Here is a letter from the Jew known as the ‘Little Tiger’, giving instructions to the members of the Piedmontese Sale that he had formed in Turin, on the means to be taken to recruit Freemasons. This letter bears the date of 18th January, 1822.
“better still, get others to found associations or companies of commerce, industry, music, fine arts. Gather your still ignorant tribes in this or that place, even in sacristies or chapels; put them under the direction of a virtuous priest, esteemed, but credulous and easy to be deceived; infiltrate the poison in chosen hearts, infiltrate it in small doses and as if by chance: then, reflecting on it, you yourself will be amazed at your success.
This is but a preparation for the great work which you must begin. When you have succeeded in instilling in someone a loathing of family and religion (two things which always go hand in hand), let slip certain words which excite a desire to be affiliated with the nearest lodge. This vanity of the citizen or of the bourgeois to enfeoff himself to Freemasonry is such a trivial and universal thing, that I am always filled with admiration in the face of human stupidity. I am surprised not to see mankind in one piece knocking on the door of the Venerables, and asking these gentlemen for the honor of being one of the workers elected to rebuild the Temple of Solomon. The prestige of the unknown exerts such a power over men, that people prepare, trembling.
“Being a member of a lodge, feeling called, without your wife or children knowing anything about it, to keep a secret that you never confide, is a pleasure and an ambition for certain natures. Lodges are now capable of educating gluttons: but never of the citizens. One dines too much at T. . . C . . . and T . . R . . . F .. (dearest and most respectable Brothers) of all the East; but it is a kind of deposit, a herd, a center through which one must pass before reaching us. Lodges do nothing but a relative evil, an evil tempered by a false philanthropy and by even more false songs, as happens in France. This is too archaic and gastronomic, but it also has a purpose that must always be encouraged. By teaching a brother to carry a weapon with his glass, we thus take possession of his will, his intelligence and his freedom. He disposes of it, you turn it around and around, you study it. Its inclinations, affections and tendencies are discovered; when he is ripe for us, he directs him to the secret society of which Freemasonry can no longer be other than a dark antechamber.

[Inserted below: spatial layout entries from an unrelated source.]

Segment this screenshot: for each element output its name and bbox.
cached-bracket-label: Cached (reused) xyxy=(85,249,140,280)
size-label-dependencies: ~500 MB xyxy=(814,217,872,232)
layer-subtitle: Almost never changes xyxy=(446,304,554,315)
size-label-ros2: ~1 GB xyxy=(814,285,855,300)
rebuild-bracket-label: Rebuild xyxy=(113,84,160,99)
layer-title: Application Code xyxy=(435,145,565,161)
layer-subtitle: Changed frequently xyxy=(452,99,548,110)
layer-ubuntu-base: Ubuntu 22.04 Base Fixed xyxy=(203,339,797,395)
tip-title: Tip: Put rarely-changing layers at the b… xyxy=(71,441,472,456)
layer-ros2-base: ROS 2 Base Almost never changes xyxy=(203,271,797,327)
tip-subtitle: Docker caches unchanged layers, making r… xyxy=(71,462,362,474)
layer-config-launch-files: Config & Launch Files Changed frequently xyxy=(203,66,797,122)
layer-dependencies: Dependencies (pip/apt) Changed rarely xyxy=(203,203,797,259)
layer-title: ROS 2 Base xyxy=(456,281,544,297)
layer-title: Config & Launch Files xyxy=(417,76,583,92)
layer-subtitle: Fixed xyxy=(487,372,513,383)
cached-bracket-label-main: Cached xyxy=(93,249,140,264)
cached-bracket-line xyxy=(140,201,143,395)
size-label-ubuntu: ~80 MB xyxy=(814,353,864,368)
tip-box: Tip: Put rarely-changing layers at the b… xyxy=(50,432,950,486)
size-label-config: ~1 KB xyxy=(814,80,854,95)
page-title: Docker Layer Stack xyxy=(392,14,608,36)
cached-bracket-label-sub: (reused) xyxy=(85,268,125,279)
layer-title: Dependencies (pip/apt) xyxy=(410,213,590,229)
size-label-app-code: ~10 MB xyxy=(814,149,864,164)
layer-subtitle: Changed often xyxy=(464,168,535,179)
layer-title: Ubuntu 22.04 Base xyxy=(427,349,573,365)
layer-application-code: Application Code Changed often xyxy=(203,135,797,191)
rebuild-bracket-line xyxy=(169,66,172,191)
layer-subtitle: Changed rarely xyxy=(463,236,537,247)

There are many in this case. Make them Freemasons. The loggia will make them carbonari. Perhaps one day Alta Commercio will deign to affiliate them. Meanwhile they will serve as mistletoe for imbeciles, intriguers, the bourgeois and penniless. These poor princes will do our business, thinking they are doing their own. They will serve as a shop sign; there is never a shortage of fools willing to commit themselves to a conspiracy, of which any prince is believed to be the supporting arch.
“Once a man, even a prince, nay especially if a prince, begins to corrupt, persuade yourself that he will not stop on the slope. Little morality is to be found even in the most moral people, and one walks very fast on this road of progress. Not therefore be afraid if you see the flourishing lodges, while Carbonarism is recruited with difficulty.
as you pass, grab the first lamb that will be offered to you in the desired conditions. The bourgeois has some good, the prince even more. But let none of these lambs change into a fox, like the infamous Carignano. Betrayal of sworn secrecy is a death sentence, and all these princes, weak or cowardly, ambitious or repentant, betray us and denounce us. Fortunately, they knew little or nothing, and they cannot trace our true mysteries.
It is the revolution in permanence; it is the forced overthrow of thrones and dynasties. Now an ambitious man cannot want these things. We aim higher and farther: let us therefore try to look at ourselves and consolidate ourselves. We conspire only against Rome; therefore, let us make use of all the accidents, let us profit from all the eventualities; we mainly distrust exaggerated zeal. A good cold, calculated, deep hatred is better than all these fireworks and all these grandstand declamations. In Paris they don’t want to understand these things; but in London, I have known men who grasped our plan better, and associated with it with more fruit. Considerable offers were made to me. Soon we will have a printing house in Malta at our disposal. We can therefore, with impunity, without fail.”